I like night classes, generally. The students are usually more mature; most of them have full-time jobs and families, and have learned to prioritize their time, though I do occasionally have to threaten them with a quiz if they don't read the assignments. Also, many of them have greater insight into the complexities of poetry, fiction and drama--because they usually have more real-world experience than 18-year-olds.
But, back to O'Connor and Cisneros. Both come from Catholicism, though their approaches to religion seem polar opposites. One cannot read an O'Connor story without being acutely aware of her view that, without faith, one is doomed. Without faith, one lacks a core. Her characters, even the protagonists (the people we're supposed to like) are reprehensible. The only characters in her stories who seem to have belief systems are the "bad" guys--Manley Pointer in "Good Country People", The Misfit in "A Good Man is Hard to Find", and Mr. Shiftlet in "The Life You Save May Be Your Own." Her central characters are constantly being whacked on the head in an attempt to shock them into belief, but, each time I read her stories, I despair that they have learned their lessons.
Cisneros, on the other hand, deals with the constraints of Catholicism, especially on women. In "Woman Hollering Creek," Cleofilas is a victim of her macho, partriarchal, Catholic, Mexican heritage. She has little support from her brutal husband or her father and seven brothers. She gets help from two women, total strangers, who conspire to spirit her away. What Cleofilas finds is that women do have options--they can holler "like Tarzan," they can have jobs and buy their own pickup trucks. Cisneros seems to imply that faith doesn't help much, that we must make our own way, with or without it.
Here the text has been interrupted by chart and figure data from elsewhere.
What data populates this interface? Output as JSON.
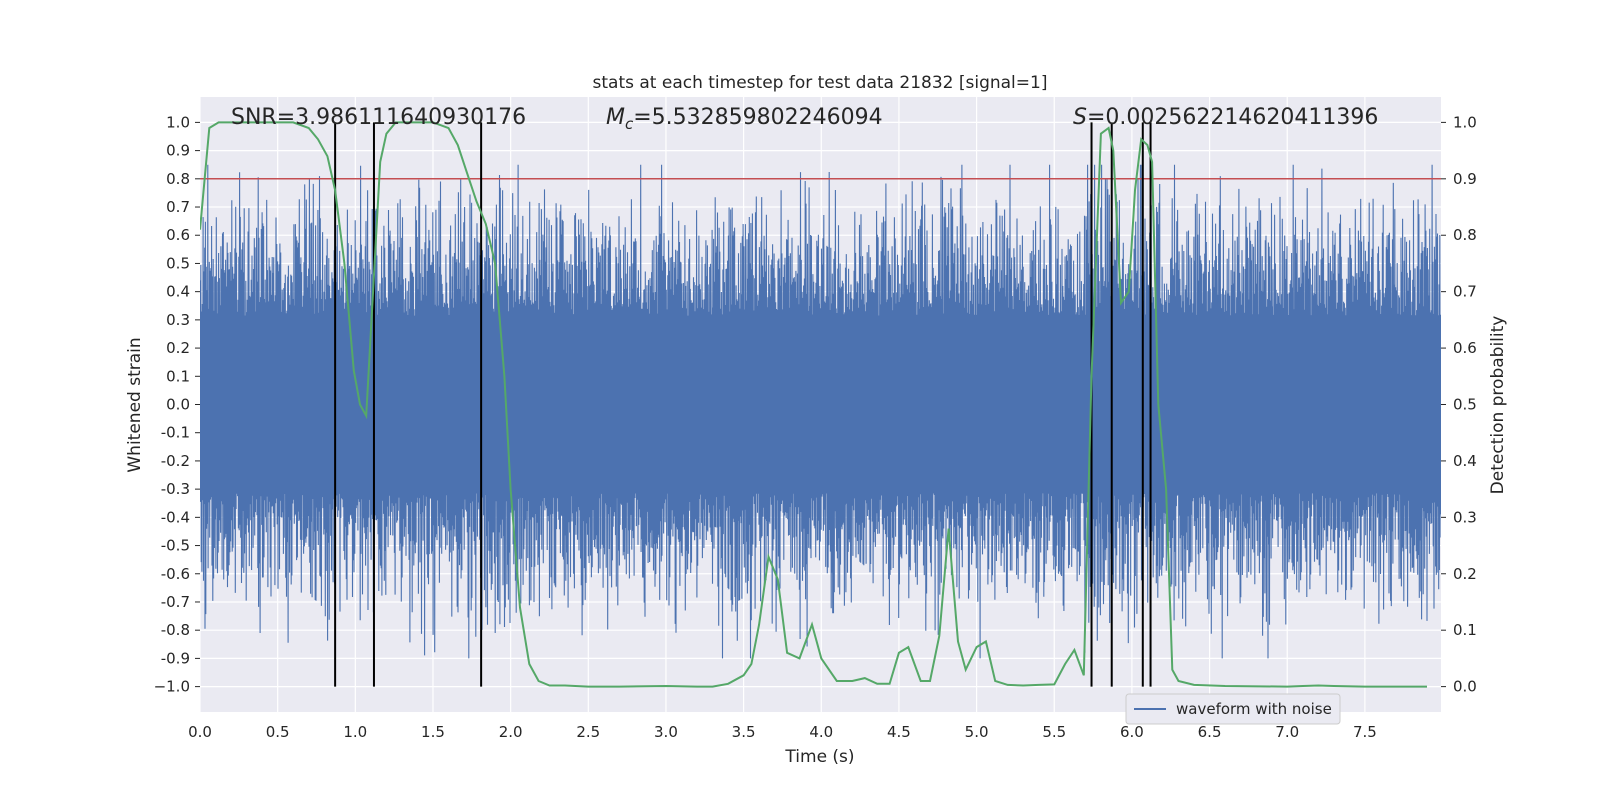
{
  "chart_data": {
    "type": "line",
    "title": "stats at each timestep for test data 21832 [signal=1]",
    "xlabel": "Time (s)",
    "ylabel": "Whitened strain",
    "y2label": "Detection probability",
    "xlim": [
      0,
      7.99
    ],
    "ylim": [
      -1.09,
      1.09
    ],
    "y2lim": [
      -0.045,
      1.045
    ],
    "x_ticks": [
      "0.0",
      "0.5",
      "1.0",
      "1.5",
      "2.0",
      "2.5",
      "3.0",
      "3.5",
      "4.0",
      "4.5",
      "5.0",
      "5.5",
      "6.0",
      "6.5",
      "7.0",
      "7.5"
    ],
    "y_ticks": [
      "1.0",
      "0.9",
      "0.8",
      "0.7",
      "0.6",
      "0.5",
      "0.4",
      "0.3",
      "0.2",
      "0.1",
      "0.0",
      "-0.1",
      "-0.2",
      "-0.3",
      "-0.4",
      "-0.5",
      "-0.6",
      "-0.7",
      "-0.8",
      "-0.9",
      "−1.0"
    ],
    "y2_ticks": [
      "1.0",
      "0.9",
      "0.8",
      "0.7",
      "0.6",
      "0.5",
      "0.4",
      "0.3",
      "0.2",
      "0.1",
      "0.0"
    ],
    "threshold": {
      "value": 0.8,
      "color": "#c44e52"
    },
    "annotations": {
      "snr": "SNR=3.986111640930176",
      "mc_symbol": "M",
      "mc_sub": "c",
      "mc_value": "=5.532859802246094",
      "s_symbol": "S",
      "s_value": "=0.002562214620411396"
    },
    "vertical_lines": [
      0.87,
      1.12,
      1.81,
      5.74,
      5.87,
      6.07,
      6.12
    ],
    "legend": {
      "label": "waveform with noise",
      "position": "lower-center-right"
    },
    "series": [
      {
        "name": "waveform with noise",
        "color": "#4c72b0",
        "axis": "left",
        "kind": "noise",
        "typical_amplitude": 0.42,
        "peak_high": 0.85,
        "peak_low": -0.9
      },
      {
        "name": "detection probability",
        "color": "#55a868",
        "axis": "right",
        "x": [
          0.0,
          0.06,
          0.12,
          0.2,
          0.3,
          0.4,
          0.5,
          0.6,
          0.7,
          0.76,
          0.82,
          0.87,
          0.93,
          0.99,
          1.03,
          1.07,
          1.12,
          1.16,
          1.2,
          1.26,
          1.32,
          1.4,
          1.5,
          1.6,
          1.66,
          1.72,
          1.78,
          1.84,
          1.9,
          1.96,
          2.0,
          2.06,
          2.12,
          2.18,
          2.25,
          2.35,
          2.5,
          2.7,
          3.0,
          3.2,
          3.3,
          3.4,
          3.5,
          3.55,
          3.6,
          3.66,
          3.72,
          3.78,
          3.86,
          3.94,
          4.0,
          4.1,
          4.2,
          4.28,
          4.36,
          4.44,
          4.5,
          4.56,
          4.64,
          4.7,
          4.76,
          4.82,
          4.88,
          4.93,
          5.0,
          5.06,
          5.12,
          5.2,
          5.3,
          5.4,
          5.5,
          5.57,
          5.63,
          5.69,
          5.74,
          5.8,
          5.85,
          5.88,
          5.93,
          5.98,
          6.02,
          6.06,
          6.1,
          6.13,
          6.17,
          6.22,
          6.26,
          6.3,
          6.4,
          6.6,
          7.0,
          7.1,
          7.2,
          7.3,
          7.5,
          7.7,
          7.9
        ],
        "y": [
          0.81,
          0.99,
          1.0,
          1.0,
          1.0,
          1.0,
          1.0,
          1.0,
          0.99,
          0.97,
          0.94,
          0.88,
          0.75,
          0.56,
          0.5,
          0.48,
          0.73,
          0.93,
          0.98,
          1.0,
          1.0,
          1.0,
          1.0,
          0.99,
          0.96,
          0.91,
          0.86,
          0.82,
          0.75,
          0.55,
          0.35,
          0.14,
          0.04,
          0.01,
          0.002,
          0.002,
          0.0,
          0.0,
          0.001,
          0.0,
          0.0,
          0.005,
          0.02,
          0.04,
          0.11,
          0.23,
          0.19,
          0.06,
          0.05,
          0.11,
          0.05,
          0.01,
          0.01,
          0.015,
          0.005,
          0.005,
          0.06,
          0.07,
          0.01,
          0.01,
          0.09,
          0.28,
          0.08,
          0.03,
          0.07,
          0.08,
          0.01,
          0.003,
          0.002,
          0.003,
          0.004,
          0.04,
          0.065,
          0.02,
          0.55,
          0.98,
          0.99,
          0.95,
          0.68,
          0.7,
          0.88,
          0.97,
          0.96,
          0.93,
          0.5,
          0.35,
          0.03,
          0.01,
          0.003,
          0.001,
          0.0,
          0.001,
          0.002,
          0.001,
          0.0,
          0.0,
          0.0
        ]
      }
    ]
  }
}
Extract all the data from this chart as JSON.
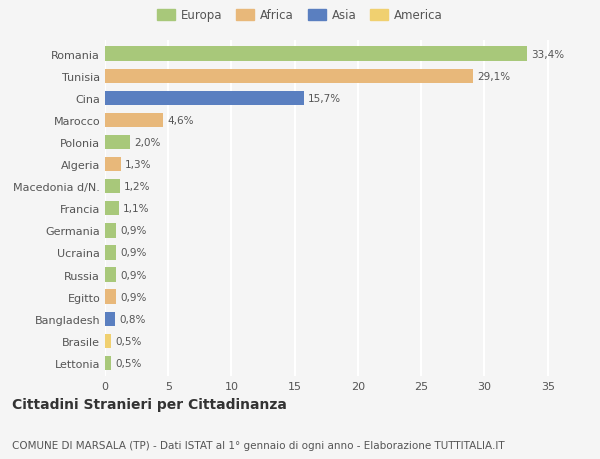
{
  "categories": [
    "Romania",
    "Tunisia",
    "Cina",
    "Marocco",
    "Polonia",
    "Algeria",
    "Macedonia d/N.",
    "Francia",
    "Germania",
    "Ucraina",
    "Russia",
    "Egitto",
    "Bangladesh",
    "Brasile",
    "Lettonia"
  ],
  "values": [
    33.4,
    29.1,
    15.7,
    4.6,
    2.0,
    1.3,
    1.2,
    1.1,
    0.9,
    0.9,
    0.9,
    0.9,
    0.8,
    0.5,
    0.5
  ],
  "labels": [
    "33,4%",
    "29,1%",
    "15,7%",
    "4,6%",
    "2,0%",
    "1,3%",
    "1,2%",
    "1,1%",
    "0,9%",
    "0,9%",
    "0,9%",
    "0,9%",
    "0,8%",
    "0,5%",
    "0,5%"
  ],
  "colors": [
    "#a8c87a",
    "#e8b87a",
    "#5a7fc0",
    "#e8b87a",
    "#a8c87a",
    "#e8b87a",
    "#a8c87a",
    "#a8c87a",
    "#a8c87a",
    "#a8c87a",
    "#a8c87a",
    "#e8b87a",
    "#5a7fc0",
    "#f0d070",
    "#a8c87a"
  ],
  "legend": [
    {
      "label": "Europa",
      "color": "#a8c87a"
    },
    {
      "label": "Africa",
      "color": "#e8b87a"
    },
    {
      "label": "Asia",
      "color": "#5a7fc0"
    },
    {
      "label": "America",
      "color": "#f0d070"
    }
  ],
  "xlim": [
    0,
    37
  ],
  "xticks": [
    0,
    5,
    10,
    15,
    20,
    25,
    30,
    35
  ],
  "title": "Cittadini Stranieri per Cittadinanza",
  "subtitle": "COMUNE DI MARSALA (TP) - Dati ISTAT al 1° gennaio di ogni anno - Elaborazione TUTTITALIA.IT",
  "background_color": "#f5f5f5",
  "grid_color": "#ffffff",
  "bar_height": 0.65,
  "label_fontsize": 7.5,
  "tick_fontsize": 8,
  "title_fontsize": 10,
  "subtitle_fontsize": 7.5
}
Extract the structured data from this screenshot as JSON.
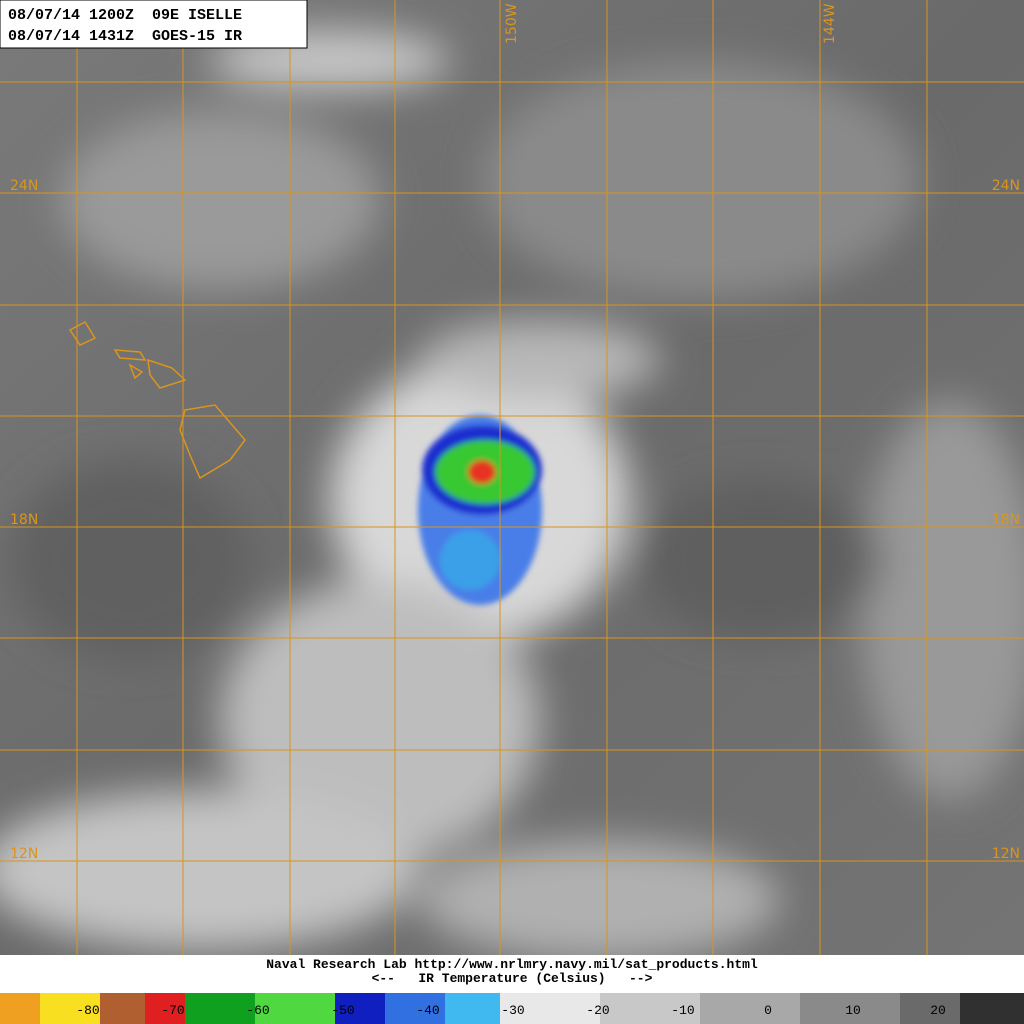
{
  "header": {
    "lines": [
      "08/07/14 1200Z  09E ISELLE",
      "08/07/14 1431Z  GOES-15 IR"
    ]
  },
  "grid_labels": {
    "longitudes": [
      "150W",
      "144W"
    ],
    "latitudes": [
      "24N",
      "18N",
      "12N"
    ]
  },
  "footer": {
    "credit": "Naval Research Lab http://www.nrlmry.navy.mil/sat_products.html",
    "scale_title": "<--   IR Temperature (Celsius)   -->"
  },
  "color_scale": {
    "labels": [
      -80,
      -70,
      -60,
      -50,
      -40,
      -30,
      -20,
      -10,
      0,
      10,
      20
    ]
  }
}
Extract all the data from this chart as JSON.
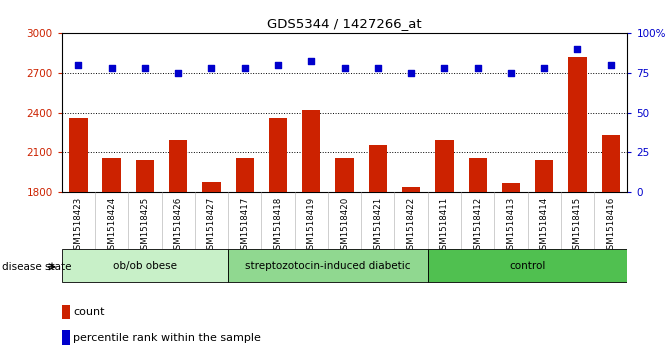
{
  "title": "GDS5344 / 1427266_at",
  "samples": [
    "GSM1518423",
    "GSM1518424",
    "GSM1518425",
    "GSM1518426",
    "GSM1518427",
    "GSM1518417",
    "GSM1518418",
    "GSM1518419",
    "GSM1518420",
    "GSM1518421",
    "GSM1518422",
    "GSM1518411",
    "GSM1518412",
    "GSM1518413",
    "GSM1518414",
    "GSM1518415",
    "GSM1518416"
  ],
  "counts": [
    2360,
    2060,
    2040,
    2195,
    1880,
    2060,
    2360,
    2420,
    2060,
    2155,
    1840,
    2195,
    2060,
    1870,
    2040,
    2820,
    2230
  ],
  "percentile_ranks": [
    80,
    78,
    78,
    75,
    78,
    78,
    80,
    82,
    78,
    78,
    75,
    78,
    78,
    75,
    78,
    90,
    80
  ],
  "groups": [
    {
      "label": "ob/ob obese",
      "start": 0,
      "end": 5,
      "color": "#c8f0c8"
    },
    {
      "label": "streptozotocin-induced diabetic",
      "start": 5,
      "end": 11,
      "color": "#90d890"
    },
    {
      "label": "control",
      "start": 11,
      "end": 17,
      "color": "#50c050"
    }
  ],
  "ylim_left": [
    1800,
    3000
  ],
  "ylim_right": [
    0,
    100
  ],
  "yticks_left": [
    1800,
    2100,
    2400,
    2700,
    3000
  ],
  "yticks_right": [
    0,
    25,
    50,
    75,
    100
  ],
  "bar_color": "#cc2200",
  "dot_color": "#0000cc",
  "grid_color": "#000000",
  "bar_width": 0.55,
  "tick_label_bg": "#d0d0d0",
  "group_colors": [
    "#c8f0c8",
    "#90d890",
    "#50c050"
  ],
  "plot_bg": "#ffffff"
}
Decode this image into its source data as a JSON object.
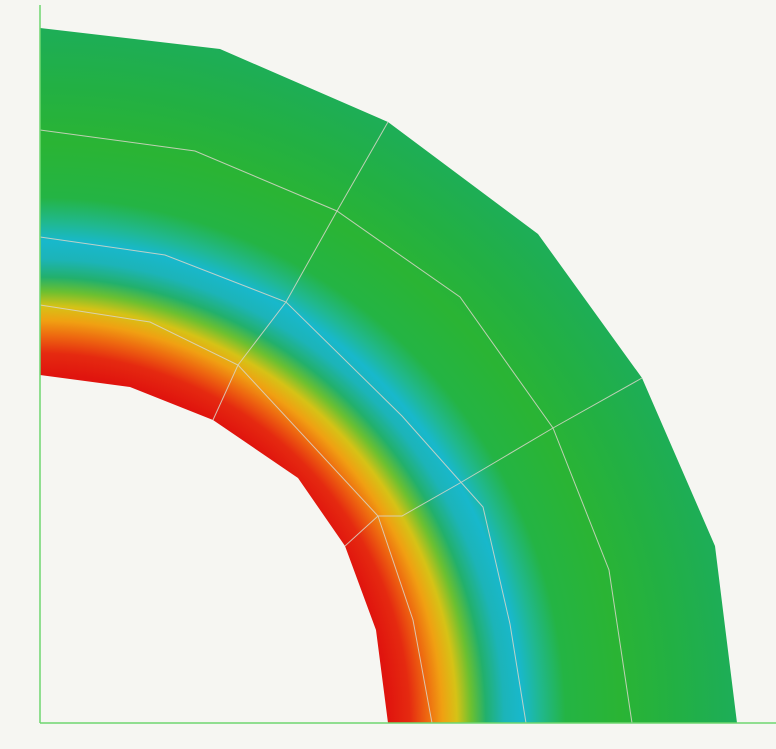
{
  "colors": {
    "background": "#f6f6f2",
    "axis": "#6fd66f",
    "mesh_line": "#d9d6c8",
    "inner_edge": "#e41a12",
    "orange": "#f08a10",
    "yellow": "#d8c412",
    "green": "#28b43c",
    "cyan": "#1cb4c8",
    "outer_green": "#1eae5a"
  },
  "mesh": {
    "radial_divisions": 5,
    "angular_divisions": 4
  }
}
I always wish this particular class met more often; I have too much to say, too many questions to ask and not enough time. I hope, at least, that I communicate my love of language and literature--my sincere belief that our lives, hearts, minds are enriched by the insights that writers share with us.
*******Mr. Lester's peach trees bloom in stages, so I should be able to enjoy this swash of color for a few weeks. And, to borrow from a letter E. D. wrote to her brother Austin, "The peaches are very large--one side a rosy cheek, and the other a golden, and that peculiar coat of velvet and of down which makes a peach so beautiful." This is what I have to look forward to this summer--more time to read and Ed Lester's peaches!